Multi-Level Optimal Transport for Universal Cross-Tokenizer Knowledge Distillation on Language Models

TL;DR

This work tackles cross-tokenizer knowledge distillation for large language models by introducing MultiLevelOT, which aligns teacher and student logits through both token-level and sequence-level optimal transport, avoiding strict token-by-token vocabulary matching. The framework uses three losses—Holistic Absolute Difference Loss, Sequential Logarithmic Loss, and Sinkhorn Distance Loss—combined with cross-entropy to distill knowledge across diverse vocabularies and model families. Empirical results on QED, FairytaleQA, and DIALOGSum show that MultiLevelOT consistently outperforms state-of-the-art cross-tokenizer KD methods and generalizes across student sizes, architectures, and teacher models. The work highlights the practical potential of geometry-aware logit distribution matching for scalable, versatile KD in real-world multilingual or multi-model settings.

Abstract

Knowledge distillation (KD) has become a prevalent technique for compressing large language models (LLMs). Existing KD methods are constrained by the need for identical tokenizers (i.e., vocabularies) between teacher and student models, limiting their versatility in handling LLMs of different architecture families. In this paper, we introduce the Multi-Level Optimal Transport (MultiLevelOT), a novel approach that advances the optimal transport for universal cross-tokenizer knowledge distillation. Our method aligns the logit distributions of the teacher and the student at both token and sequence levels using diverse cost matrices, eliminating the need for dimensional or token-by-token correspondence. At the token level, MultiLevelOT integrates both global and local information by jointly optimizing all tokens within a sequence to enhance robustness. At the sequence level, we efficiently capture complex distribution structures of logits via the Sinkhorn distance, which approximates the Wasserstein distance for divergence measures. Extensive experiments on tasks such as extractive QA, generative QA, and summarization demonstrate that the MultiLevelOT outperforms state-of-the-art cross-tokenizer KD methods under various settings.

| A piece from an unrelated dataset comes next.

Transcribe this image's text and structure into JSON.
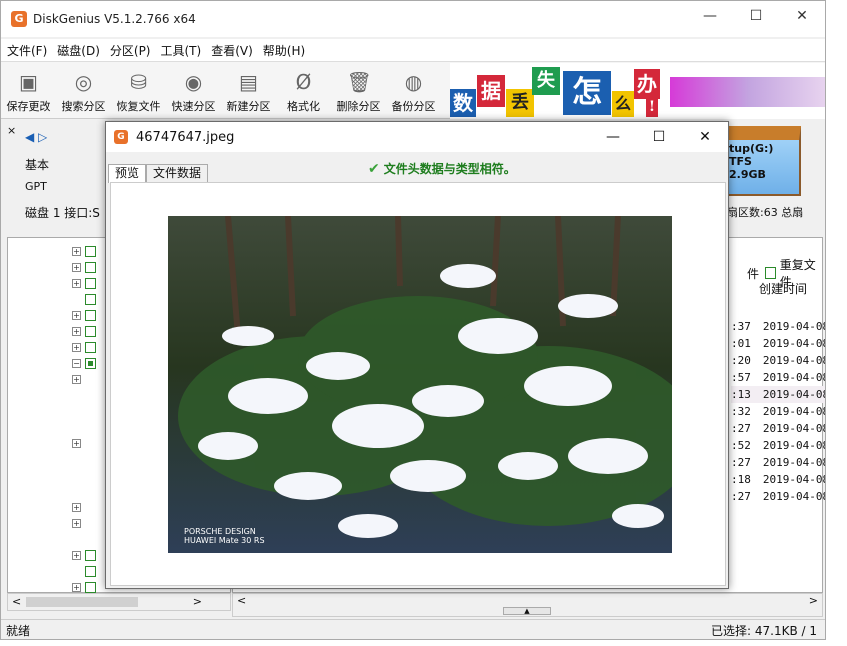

Our approach is robust to different student and teacher models across model families, architectures, and parameter sizes. Codes and models are available at https://github.com/2018cx/Multi-Level-OT.

Paper Structure

This paper contains 29 sections, 21 equations, 3 figures, 8 tables.

Figures (3)

  • Figure 1: An illustration of vocabulary mismatch resulting from cross-tokenizer discrepancies. Unlike strict token-wise distillation methods that may lead to token misalignment, we employ sequence-level and sequence-aware token-level optimal transport to facilitate effective knowledge transfer.
  • Figure 2: Illustration of our pipeline. MultiLevelOT computes sequence-aware token-level and sequence-level optimal transport distances between the output logits of the teacher and student models. This approach effectively transfers local and global information within the logits distribution, accommodating vocabulary differences and enabling cross-tokenizer distillation.
  • Figure 3: Performance at different student scales (Pythia 160M, 410M, and 1B) on QED and FairytaleQA.